I think the answer is pretty obvious. The countries that have huge holdings of dollars will have to start spending them, and this can only mean that a lot of business is coming to American companies. If you look at the trend, it tells you that more and more dollars are pouring back into American companies. Take GE for example, they're sucking up five billion dollars a year from China today and that number is growing. It's all very simple: If the foreigners don't spend these dollars, they're just getting into more trouble - as will the American people because they will have to default, and/or inflate away parts of the debt.

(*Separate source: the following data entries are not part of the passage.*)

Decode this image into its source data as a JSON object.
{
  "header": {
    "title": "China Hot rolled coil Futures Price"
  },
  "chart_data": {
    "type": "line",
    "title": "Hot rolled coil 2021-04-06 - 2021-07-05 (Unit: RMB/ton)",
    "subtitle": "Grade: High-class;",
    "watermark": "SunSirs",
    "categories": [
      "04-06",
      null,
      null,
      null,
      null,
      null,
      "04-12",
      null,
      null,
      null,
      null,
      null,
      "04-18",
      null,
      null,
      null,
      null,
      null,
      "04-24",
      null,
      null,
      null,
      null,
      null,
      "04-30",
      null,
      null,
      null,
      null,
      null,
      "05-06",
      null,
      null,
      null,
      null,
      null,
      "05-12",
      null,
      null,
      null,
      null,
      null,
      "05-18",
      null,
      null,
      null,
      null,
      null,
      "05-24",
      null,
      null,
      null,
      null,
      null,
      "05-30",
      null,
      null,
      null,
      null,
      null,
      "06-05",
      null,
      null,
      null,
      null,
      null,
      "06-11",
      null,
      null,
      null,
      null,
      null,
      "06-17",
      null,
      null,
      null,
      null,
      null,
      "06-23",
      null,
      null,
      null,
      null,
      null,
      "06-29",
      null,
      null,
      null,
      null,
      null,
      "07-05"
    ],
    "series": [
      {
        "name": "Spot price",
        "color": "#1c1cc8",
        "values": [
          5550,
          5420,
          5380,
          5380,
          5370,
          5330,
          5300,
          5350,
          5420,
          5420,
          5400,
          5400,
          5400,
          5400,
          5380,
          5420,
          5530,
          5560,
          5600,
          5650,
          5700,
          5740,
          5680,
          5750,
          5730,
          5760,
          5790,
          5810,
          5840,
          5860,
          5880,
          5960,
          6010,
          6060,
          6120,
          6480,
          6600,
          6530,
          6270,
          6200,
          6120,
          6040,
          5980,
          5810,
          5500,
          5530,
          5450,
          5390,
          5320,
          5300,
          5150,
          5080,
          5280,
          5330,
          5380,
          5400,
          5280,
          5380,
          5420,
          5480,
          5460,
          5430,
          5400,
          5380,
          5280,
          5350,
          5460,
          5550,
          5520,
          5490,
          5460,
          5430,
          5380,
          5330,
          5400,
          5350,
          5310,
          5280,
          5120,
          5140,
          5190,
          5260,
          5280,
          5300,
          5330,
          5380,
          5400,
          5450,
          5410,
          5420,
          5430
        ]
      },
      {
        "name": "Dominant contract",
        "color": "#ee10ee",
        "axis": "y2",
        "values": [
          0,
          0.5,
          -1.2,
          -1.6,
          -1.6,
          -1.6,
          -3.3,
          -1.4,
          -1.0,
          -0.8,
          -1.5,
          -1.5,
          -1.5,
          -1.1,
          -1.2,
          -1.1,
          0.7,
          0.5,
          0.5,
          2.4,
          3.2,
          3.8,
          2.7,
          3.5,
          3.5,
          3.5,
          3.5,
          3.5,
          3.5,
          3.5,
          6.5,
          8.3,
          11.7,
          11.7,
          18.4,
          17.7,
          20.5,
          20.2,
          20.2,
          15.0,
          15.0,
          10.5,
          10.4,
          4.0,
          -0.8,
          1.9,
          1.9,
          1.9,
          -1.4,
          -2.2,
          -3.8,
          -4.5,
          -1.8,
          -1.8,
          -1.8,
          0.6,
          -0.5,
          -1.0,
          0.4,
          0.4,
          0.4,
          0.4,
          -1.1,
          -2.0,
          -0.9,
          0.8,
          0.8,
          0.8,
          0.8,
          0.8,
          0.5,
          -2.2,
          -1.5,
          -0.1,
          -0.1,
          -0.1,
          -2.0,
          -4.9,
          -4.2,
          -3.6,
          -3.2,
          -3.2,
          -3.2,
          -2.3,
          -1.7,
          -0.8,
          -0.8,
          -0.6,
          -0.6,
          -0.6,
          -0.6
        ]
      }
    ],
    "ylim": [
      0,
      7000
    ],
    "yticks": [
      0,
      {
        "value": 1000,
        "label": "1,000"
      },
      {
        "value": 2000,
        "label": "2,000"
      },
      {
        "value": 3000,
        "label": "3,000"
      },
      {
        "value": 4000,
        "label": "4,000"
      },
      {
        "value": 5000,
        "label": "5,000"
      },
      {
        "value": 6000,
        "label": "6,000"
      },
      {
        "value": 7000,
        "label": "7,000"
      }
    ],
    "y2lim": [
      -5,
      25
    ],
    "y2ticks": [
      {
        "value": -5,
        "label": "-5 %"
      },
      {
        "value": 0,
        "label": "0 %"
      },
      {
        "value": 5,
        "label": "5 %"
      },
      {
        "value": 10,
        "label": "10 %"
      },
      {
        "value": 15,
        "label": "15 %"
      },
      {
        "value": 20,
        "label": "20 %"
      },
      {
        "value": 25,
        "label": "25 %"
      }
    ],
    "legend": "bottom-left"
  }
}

So, does this all mean that things will be honky dory? Well, one should definitely not disregard the huge importance that the US consumers have for American companies, and to rebuild wealth will take some time. It really depends on how stupid the lenders and the US government are, if the lenders start spending dollars then the rebuilding of wealth (or destruction of debt) will go a lot faster and things may well stabilize (stop going down) within two years - this assuming that the derivatives market will have stopped imploding (!) - and that really is the huge wild card here, in fact the very thing that will determine the future of the global economy. Again, if you look at the trend, the derivatives losses are not slowing down and nobody knows where it will end. But when these losses stop coming or when the government stops paying for this garbage, then I beleive it will be a good time to invest in America. But beware, not until the black hole of derivatives has gone away completely is it safe to really invest in anything related - and by related I mean economies with financial sectors exposed to these instruments. Even a company like GE, mentioned just above, has taken credit losses although they may see great growth in places like China. So, until the green light comes up... let's focus on precious metals, perhaps energy and perhaps some more independent economies.

From the viewpoint just expressed I think it looks reasonable that things may well not go so bad as some have predicted; government can really only put the people in so much debt. I doubt that we really will see more than, at the most, another five trillion of bailout or stimulus money (which in itself is obviously a humongous lot of money). But then the US government has to cut down on a lot of other spending as well, which may prove difficult - but they would not be the first country in history to have run up a huge public debt, and others in that position have prevailed. Big problems are on the horizon and the government of the US really has to do things right in order for this crisis to be resolved (globally, as well) - so far they haven't. Hopefully even they may start to see that the bailouts are not sustainable and that the spending has got to be cut. I may seem naive to say that politicians like the Obama-gang might actually learn something, but stranger things have happened, and we should all hope that they do learn... unless you happen to really like things post-apocalyptic?